The next option was to use SERVERPROPERTY to find the actual server name hosting SQL. When using a CMS, the script will also return the results of @@SERVERNAME as a bonus.

SELECT [ActiveServer] = SERVERPROPERTY('ComputerNamePhysicalNetBIOS')

While this is good enough for some scenarios, I wanted a more targeted answer, so I kept digging. First, I wanted a script that would only show the active nodes in each cluster. I’ll mostly use this query to ensure I’m avoiding the primary server during maintenance and to verify which server is the active node when developers or management start asking questions and want immediate answers. (You know, as opposed to when they aren’t in a hurry…)

To get the exact results I want will require a bit of string parsing. I suggest you review SUBSTRING and CHARINDEX if you aren’t positive on how they work. In short, Substring will display the server name up to where Charindex determines the ‘\’ appears. This will provide a column consisting of only the cluster name. The next column will display the active node. I then filter out all servers other than clusters and exclude default instance names as well.

SELECT
[ClusterName] = SUBSTRING(@@SERVERNAME,0,CHARINDEX('\',@@SERVERNAME))
,[ActiveNode] = SERVERPROPERTY('ComputerNamePhysicalNetBIOS')
WHERE SERVERPROPERTY('ComputerNamePhysicalNetBIOS') <> SUBSTRING(@@SERVERNAME,0,CHARINDEX('\',@@SERVERNAME))
AND @@SERVERNAME <> SERVERPROPERTY('ComputerNamePhysicalNetBIOS')

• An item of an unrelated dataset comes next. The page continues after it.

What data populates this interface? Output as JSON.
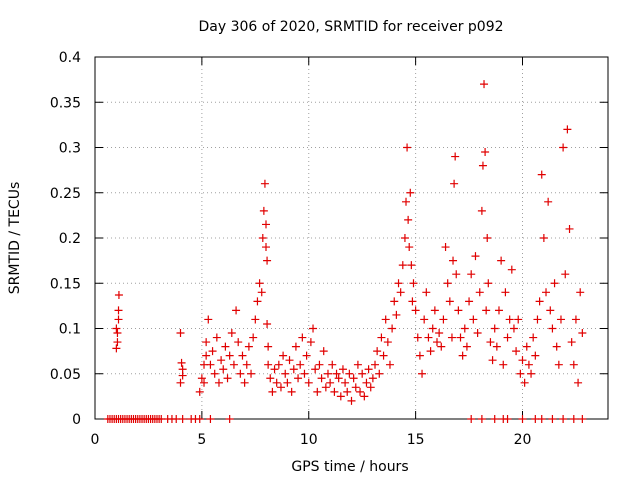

This final query returns every node in each cluster, with the last column denoting the active node. Useful when you need to remember which servers belong to what and your documentation has gone missing – or doesn’t exist yet.

SELECT
[ClusterName] = SUBSTRING(@@SERVERNAME,0,CHARINDEX('\',@@SERVERNAME))
,[Nodes] = NodeName
,[IsActiveNode] = CASE WHEN NodeName = SERVERPROPERTY('ComputerNamePhysicalNetBIOS') THEN '1' ELSE '' END
FROM sys.dm_os_cluster_nodes
WHERE SERVERPROPERTY('ComputerNamePhysicalNetBIOS') <> SUBSTRING(@@SERVERNAME,0,CHARINDEX('\',@@SERVERNAME))
AND @@SERVERNAME <> SERVERPROPERTY('ComputerNamePhysicalNetBIOS')

Summary I shared these scripts with my colleagues, who were very excited about not having to play “Guess the Active Node” anymore. There might be more eloquent ways to determine cluster nodes, but this method is perfect for my environment. I suggest saving the query to a code repository project in Solution Explorer or as a Snippet so that it’s always easily accessible.

I’m participating in the many SQL Blog challenges this month, and I’d like to thank each of them for the push and community support they provide.